CNH Global and China's Chery Heavy Industry swooped on Kverneland with a near-$250m bids opening a three-way takeover battle for the Norwegian farm equipment group against Japan's Kubota.
US-based CNH, the maker of Case and New Holland farm equipment, revealed a "non-binding" offer for Kverneland of NOK9.50 a share, conditional on factors including the clearing of the Norwegian group's accounts.
The offer trumps by NOK1 a share a bid unveiled by Kubota last week, a deal which was recommended by Kverneland directors and backed by its biggest investor, Umoe.
But later on Monday, Kverneland revealed it had also received a NOK9.50-a-share bid from Chery Heavy Industry, also subject to due diligence, and to being accepted by holders of two-thirds of shares in the Norwegian company.
Battle of the beancounters
CNH looked to be ahead in the battle to complete due diligence, indicating a December 22 finish date which Chery has failed to match, requiring "more time to conduct" their scouring of Kverneland accounts.
From CNH, "a binding offer letter, if made, is intended to be made on 23 December", Kverneland said.
The Norwegian group said it would consider both offers if and when they were confirmed, adding that it had informed Kubota about the rival bids.
Investors, however, were betting on extra money being required to seal a deal, sending Kverneland shares soaring 18% to a three-year high of NOK9.98 in Oslo, above the price proposed by Chery and CNH, implying they expect a still-higher bid.
In the absence of expectations of a rival offer, the share price should settle near the offer price - with a small discount to reflect risk and the time value of money, in the delay before investors will receive their bid proceeds.
The shares closed at NOK9.95.
Deal wave
The bid battle comes amid a wave of takeovers in the agribusiness sector, whose relative buoyancy contrasts in many Western countries with difficult times in other industries, as highlighted by US data last week.
Last month alone, US-based farm equipment group Titan Machinery bought a Romanian peer to fulfil long-held ambitions to expand into Europe, while the pulses sector witnessed two acquisitions within hours, and Bunge, the world's biggest processor, entered the palm oil sectorthrough an Indonesian deal.

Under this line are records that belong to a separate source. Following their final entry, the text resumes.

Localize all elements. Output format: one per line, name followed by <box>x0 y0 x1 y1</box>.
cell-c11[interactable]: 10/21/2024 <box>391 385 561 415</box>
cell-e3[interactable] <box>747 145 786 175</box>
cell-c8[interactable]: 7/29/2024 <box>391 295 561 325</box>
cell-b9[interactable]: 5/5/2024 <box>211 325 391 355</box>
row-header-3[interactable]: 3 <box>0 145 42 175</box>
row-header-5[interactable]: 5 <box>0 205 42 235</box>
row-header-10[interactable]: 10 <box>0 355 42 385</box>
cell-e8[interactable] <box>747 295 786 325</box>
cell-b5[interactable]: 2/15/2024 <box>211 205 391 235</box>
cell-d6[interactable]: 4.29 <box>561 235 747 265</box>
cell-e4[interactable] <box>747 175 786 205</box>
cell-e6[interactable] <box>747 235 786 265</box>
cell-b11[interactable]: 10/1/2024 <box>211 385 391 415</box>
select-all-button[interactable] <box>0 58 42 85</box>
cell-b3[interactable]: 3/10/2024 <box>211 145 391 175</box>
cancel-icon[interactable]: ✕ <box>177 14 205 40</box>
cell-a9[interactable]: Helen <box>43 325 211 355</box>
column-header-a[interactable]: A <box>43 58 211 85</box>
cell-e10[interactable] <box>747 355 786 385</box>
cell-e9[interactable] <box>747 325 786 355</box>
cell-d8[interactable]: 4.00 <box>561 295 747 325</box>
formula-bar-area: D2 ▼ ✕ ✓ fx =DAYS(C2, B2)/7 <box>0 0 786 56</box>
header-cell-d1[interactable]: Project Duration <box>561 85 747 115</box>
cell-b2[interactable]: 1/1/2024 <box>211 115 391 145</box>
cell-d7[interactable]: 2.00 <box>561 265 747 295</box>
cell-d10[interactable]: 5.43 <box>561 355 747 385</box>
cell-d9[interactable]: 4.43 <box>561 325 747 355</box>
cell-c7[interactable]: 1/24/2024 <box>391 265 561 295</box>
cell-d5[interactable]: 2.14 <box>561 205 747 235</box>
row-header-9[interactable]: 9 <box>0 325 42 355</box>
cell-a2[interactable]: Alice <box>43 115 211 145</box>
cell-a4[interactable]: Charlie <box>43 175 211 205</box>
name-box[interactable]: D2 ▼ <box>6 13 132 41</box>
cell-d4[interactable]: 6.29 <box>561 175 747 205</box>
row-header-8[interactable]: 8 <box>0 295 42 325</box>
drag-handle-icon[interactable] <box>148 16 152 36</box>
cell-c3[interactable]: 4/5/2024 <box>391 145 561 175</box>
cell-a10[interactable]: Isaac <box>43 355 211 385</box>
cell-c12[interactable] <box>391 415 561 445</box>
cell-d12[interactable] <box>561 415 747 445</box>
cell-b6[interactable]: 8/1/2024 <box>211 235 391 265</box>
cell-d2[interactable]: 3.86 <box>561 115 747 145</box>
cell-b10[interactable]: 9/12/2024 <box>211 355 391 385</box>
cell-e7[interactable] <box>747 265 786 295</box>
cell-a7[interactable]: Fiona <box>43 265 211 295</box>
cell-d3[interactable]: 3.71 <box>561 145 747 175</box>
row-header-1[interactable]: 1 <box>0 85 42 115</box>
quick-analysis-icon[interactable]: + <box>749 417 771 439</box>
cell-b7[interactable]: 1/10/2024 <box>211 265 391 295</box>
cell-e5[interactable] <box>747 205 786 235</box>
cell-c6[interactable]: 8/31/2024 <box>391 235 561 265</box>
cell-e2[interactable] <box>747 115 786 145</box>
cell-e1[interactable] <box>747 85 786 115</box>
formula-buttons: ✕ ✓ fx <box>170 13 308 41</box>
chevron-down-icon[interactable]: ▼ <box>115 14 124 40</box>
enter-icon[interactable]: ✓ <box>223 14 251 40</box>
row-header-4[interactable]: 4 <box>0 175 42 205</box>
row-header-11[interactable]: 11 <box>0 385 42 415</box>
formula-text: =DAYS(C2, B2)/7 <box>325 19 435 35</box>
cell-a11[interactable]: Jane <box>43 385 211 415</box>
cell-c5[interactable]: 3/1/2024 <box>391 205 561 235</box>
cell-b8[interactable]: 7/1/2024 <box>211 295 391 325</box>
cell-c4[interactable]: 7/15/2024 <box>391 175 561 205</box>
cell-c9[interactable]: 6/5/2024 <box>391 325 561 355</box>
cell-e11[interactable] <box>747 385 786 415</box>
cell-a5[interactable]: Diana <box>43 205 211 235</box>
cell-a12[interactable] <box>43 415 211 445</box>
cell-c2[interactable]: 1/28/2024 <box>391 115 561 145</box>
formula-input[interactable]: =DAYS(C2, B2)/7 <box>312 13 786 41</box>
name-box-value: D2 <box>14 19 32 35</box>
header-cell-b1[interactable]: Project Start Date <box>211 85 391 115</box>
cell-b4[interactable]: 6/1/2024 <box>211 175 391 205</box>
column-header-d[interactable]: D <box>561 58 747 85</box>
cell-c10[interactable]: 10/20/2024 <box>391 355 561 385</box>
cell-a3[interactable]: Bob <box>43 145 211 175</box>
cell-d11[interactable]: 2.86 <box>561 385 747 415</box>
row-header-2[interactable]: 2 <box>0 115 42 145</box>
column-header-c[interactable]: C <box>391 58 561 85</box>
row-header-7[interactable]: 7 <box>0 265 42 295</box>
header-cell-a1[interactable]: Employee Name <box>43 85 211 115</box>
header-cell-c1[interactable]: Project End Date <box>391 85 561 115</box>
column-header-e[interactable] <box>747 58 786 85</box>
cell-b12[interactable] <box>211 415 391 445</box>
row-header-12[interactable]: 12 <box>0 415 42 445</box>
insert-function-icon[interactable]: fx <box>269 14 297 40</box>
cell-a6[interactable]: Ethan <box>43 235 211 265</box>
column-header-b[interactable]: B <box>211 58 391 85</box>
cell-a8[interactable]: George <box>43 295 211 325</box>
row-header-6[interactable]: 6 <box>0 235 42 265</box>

CNH rival Agco, the maker of Massey Ferguson equipment, in October bought silos-to-poultry-feeders company GSI Holdings for $940m.
CNH's bid comes as its chief executive, Harold Boyanovsky, prepares at the end of this month to pass on the reins to Richard Tobin, a former executive at Societe Generale de Surveillance, the acquisitive Swiss-based inspection and testing group.
'Complementary strengths'
Kubota is believed to see a Kverneland deal as a means of enhancing its grip on the European farm equipment market, in which it has gained a hold in the main in the small and medium size tractor segments.
Kverneland has historically been known for ploughs, expanding more recently into producers such as seed drills, mowers and balers.
Kverneland in October sealed a sell to sell some of its products in North America thought CNH's New Holland distribution network.
Ingvald Loynin, the Kverneland chief executive, said at the time that this was "an important development for us and we are confident that the complementary strengths of the partnership will provide true benefits for our joint customers".
Abe Hughes, vice-president at New Holland agricultural equipment, said that the tie-up would "begin a partnership that has the potential to include future product development, leveraging the strengths of these two agricultural equipment leaders".
CNH shares closed down 0.9% at $35.01 in New York.